Marcel Duchamp and a prediction about art and craft

We are approaching a very important centenary in the art world, the creation of Marcel Duchamp’s “fountain”, arguably the most important work of art of the 20th century. Was he taking the piss? and why should craftspeople have any interest in it?

The point of fountain was that Duchamp was arguing that aesthetics and skill were not what made art, it was the artists idea that mattered.

Under the guise of an assumed name R Mutt, Duchamp submitted a porcelain urinal as an entry for an open exhibition in New York in 1917. With this work Duchamp metaphorically urinated on the bourgeois art institution and its adoration of what he referred to disparagingly as ‘retinal art’. “Fountain” was “misplaced” for the duration of the exhibition and lost soon afterward yet years later it achieved seminal status. It was not the worlds first ready-made, Duchamp showed “bicycle wheel” in 1913 but it is fountain that became iconic.

So what is the relevance today? Well trace Duchamps ideas forward 100 years and we see a century of art where skill and aesthetics were not seen as important and where ready-mades and installation art were where it was at. That century is coming to an end and personally I feel that the current art world is as self obsessed and out of touch as the one which Duchamp so successfully took the piss out of 100 years ago. Frankly there is only so much navel gazing and exposing to public view the least pleasant aspects of your past that the public want to see and after a while does it have any relevance or serious message?

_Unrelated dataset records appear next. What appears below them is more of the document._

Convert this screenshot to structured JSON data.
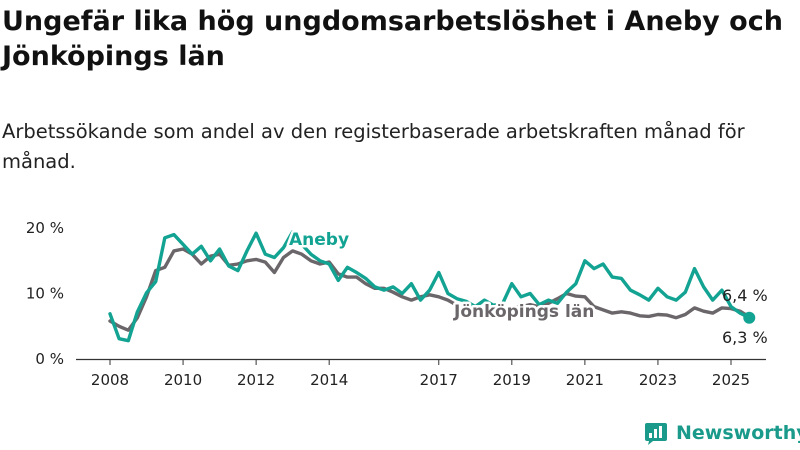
{
  "title": "Ungefär lika hög ungdomsarbetslöshet i Aneby och Jönköpings län",
  "subtitle": "Arbetssökande som andel av den registerbaserade arbetskraften månad för månad.",
  "brand": "Newsworthy",
  "colors": {
    "aneby": "#13a393",
    "lan": "#6a6669",
    "axis": "#333333"
  },
  "chart_data": {
    "type": "line",
    "x_ticks": [
      "2008",
      "2010",
      "2012",
      "2014",
      "2017",
      "2019",
      "2021",
      "2023",
      "2025"
    ],
    "y_ticks": [
      "0 %",
      "10 %",
      "20 %"
    ],
    "ylim": [
      0,
      20
    ],
    "xlim": [
      "2008-01",
      "2025-07"
    ],
    "grid": false,
    "series": [
      {
        "name": "Aneby",
        "label": "Aneby",
        "end_label": "6,3 %",
        "x": [
          "2008-01",
          "2008-04",
          "2008-07",
          "2008-10",
          "2009-01",
          "2009-04",
          "2009-07",
          "2009-10",
          "2010-01",
          "2010-04",
          "2010-07",
          "2010-10",
          "2011-01",
          "2011-04",
          "2011-07",
          "2011-10",
          "2012-01",
          "2012-04",
          "2012-07",
          "2012-10",
          "2013-01",
          "2013-04",
          "2013-07",
          "2013-10",
          "2014-01",
          "2014-04",
          "2014-07",
          "2014-10",
          "2015-01",
          "2015-04",
          "2015-07",
          "2015-10",
          "2016-01",
          "2016-04",
          "2016-07",
          "2016-10",
          "2017-01",
          "2017-04",
          "2017-07",
          "2017-10",
          "2018-01",
          "2018-04",
          "2018-07",
          "2018-10",
          "2019-01",
          "2019-04",
          "2019-07",
          "2019-10",
          "2020-01",
          "2020-04",
          "2020-07",
          "2020-10",
          "2021-01",
          "2021-04",
          "2021-07",
          "2021-10",
          "2022-01",
          "2022-04",
          "2022-07",
          "2022-10",
          "2023-01",
          "2023-04",
          "2023-07",
          "2023-10",
          "2024-01",
          "2024-04",
          "2024-07",
          "2024-10",
          "2025-01",
          "2025-04",
          "2025-07"
        ],
        "values": [
          6.9,
          3.1,
          2.8,
          7.2,
          10.1,
          11.8,
          18.5,
          19.0,
          17.5,
          16.0,
          17.2,
          15.0,
          16.8,
          14.2,
          13.5,
          16.5,
          19.2,
          16.0,
          15.5,
          17.0,
          19.4,
          17.5,
          16.0,
          15.0,
          14.5,
          12.0,
          14.0,
          13.2,
          12.3,
          11.0,
          10.5,
          11.0,
          10.0,
          11.5,
          9.0,
          10.5,
          13.2,
          10.0,
          9.2,
          8.8,
          8.0,
          9.0,
          8.2,
          8.5,
          11.5,
          9.5,
          10.0,
          8.3,
          9.0,
          8.5,
          10.2,
          11.5,
          15.0,
          13.8,
          14.5,
          12.5,
          12.3,
          10.5,
          9.8,
          9.0,
          10.8,
          9.5,
          9.0,
          10.2,
          13.8,
          11.0,
          9.0,
          10.5,
          8.0,
          7.0,
          6.3
        ]
      },
      {
        "name": "Jönköpings län",
        "label": "Jönköpings län",
        "end_label": "6,4 %",
        "x": [
          "2008-01",
          "2008-04",
          "2008-07",
          "2008-10",
          "2009-01",
          "2009-04",
          "2009-07",
          "2009-10",
          "2010-01",
          "2010-04",
          "2010-07",
          "2010-10",
          "2011-01",
          "2011-04",
          "2011-07",
          "2011-10",
          "2012-01",
          "2012-04",
          "2012-07",
          "2012-10",
          "2013-01",
          "2013-04",
          "2013-07",
          "2013-10",
          "2014-01",
          "2014-04",
          "2014-07",
          "2014-10",
          "2015-01",
          "2015-04",
          "2015-07",
          "2015-10",
          "2016-01",
          "2016-04",
          "2016-07",
          "2016-10",
          "2017-01",
          "2017-04",
          "2017-07",
          "2017-10",
          "2018-01",
          "2018-04",
          "2018-07",
          "2018-10",
          "2019-01",
          "2019-04",
          "2019-07",
          "2019-10",
          "2020-01",
          "2020-04",
          "2020-07",
          "2020-10",
          "2021-01",
          "2021-04",
          "2021-07",
          "2021-10",
          "2022-01",
          "2022-04",
          "2022-07",
          "2022-10",
          "2023-01",
          "2023-04",
          "2023-07",
          "2023-10",
          "2024-01",
          "2024-04",
          "2024-07",
          "2024-10",
          "2025-01",
          "2025-04",
          "2025-07"
        ],
        "values": [
          5.8,
          5.0,
          4.4,
          6.3,
          9.5,
          13.5,
          14.0,
          16.5,
          16.8,
          16.0,
          14.5,
          15.7,
          16.0,
          14.3,
          14.5,
          15.0,
          15.2,
          14.8,
          13.2,
          15.5,
          16.5,
          16.0,
          15.0,
          14.5,
          14.8,
          13.0,
          12.5,
          12.5,
          11.5,
          10.8,
          10.8,
          10.2,
          9.5,
          9.0,
          9.5,
          9.8,
          9.5,
          9.0,
          8.2,
          8.0,
          7.7,
          7.8,
          7.5,
          7.7,
          7.8,
          8.0,
          8.3,
          8.0,
          8.5,
          9.2,
          10.0,
          9.6,
          9.5,
          8.0,
          7.5,
          7.0,
          7.2,
          7.0,
          6.6,
          6.5,
          6.8,
          6.7,
          6.3,
          6.8,
          7.8,
          7.3,
          7.0,
          7.8,
          7.7,
          7.3,
          6.4
        ]
      }
    ]
  }
}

So who will be the new Duchamp? Who will challenge the current ideas of where artistic merit lies? And where will that merit be found? Personally I fancy we will see a return to or perhaps some new form of appreciation of aesthetics and skill. I think we will again appreciate an artist who can create something of great beauty more than one who presents ready-mades or installations with some art speak justification. Why will this happen? Well in part what we have always admired and valued throughout history has been rarity and today there are not many folk that can grind pigments, mix oils and paint a decent picture, nor carve a stone for a cathedral window, nor make a basket, nor forge a gate hinge, yet conceptual art is taught to tens of thousands of university graduates every year.

Satchi et al have huge vested interest in maintaining the artistic status quo and will rubbish any suggestion that these things have as much merit as Emin’s latest but I genuinely feel they have more to say of importance to today’s world than most conceptual art. They comment on how we make the stuff of everyday life, on working conditions and waste and sustainability. It will be a few years coming but my prediction is that we are approaching the time when someone who makes humble functional craftwork will be valued as much as someone who makes art installations. And the funny thing is that I reckon if Duchamp was around today he would be rebelling against today’s art institution as much as he did in 1917.

4 Responses to Marcel Duchamp and a prediction about art and craft

  1. Dawn Turner July 6, 2011 at 8:06 pm #

    Great post Robin, I think you're so right on many points

  2. Tico Vogt July 7, 2011 at 2:10 am #

    Refreshing commentary. I'm in full agreement.

  3. miss rika July 14, 2011 at 4:26 pm #

    And a hearty "amen!"

  4. Robbert Ruigrok February 7, 2016 at 8:01 am #

    Well Put, and in full agreement. To your prediction ‘that we are approaching the time when someone who makes humble functional craftwork will be valued as much as someone who makes art installations’, I would like to add that the funny thing is that if you apply Duchamps’ ready-made art philosophy, then the ‘humble functional craftwork’ itself can be considered as an objet trouvé, and It can either be placed in an art gallery to elevate it to the levels of ‘art’, or the home where the craftwork finds it place (in a way the home can reclaim the artwork away from the gallery, so it’s ‘humble functionality’ can manifest in daily life where it can also be admired as an object ) becomes itself the new ready-made art gallery, that contains the ready-made craftwork, which can elevate our whole life to being the ready-made ‘stage’ where the ‘play’ of the contemporary art world takes place, is conceived, designed, executed (made), admired, sold, bought, loved, shared, given, lived. Life becomes the ‘Gesamstkunstwerk-objet trouvé’, and we can finally start enjoying a truly Artistic Life – why not with capital A and L, a fully self-realised life. If that could be a prediction that would be great as we would live in Utopia. So the timeline of this prediction is to be kept open as it is also fitting in an ideal destiny for humanity.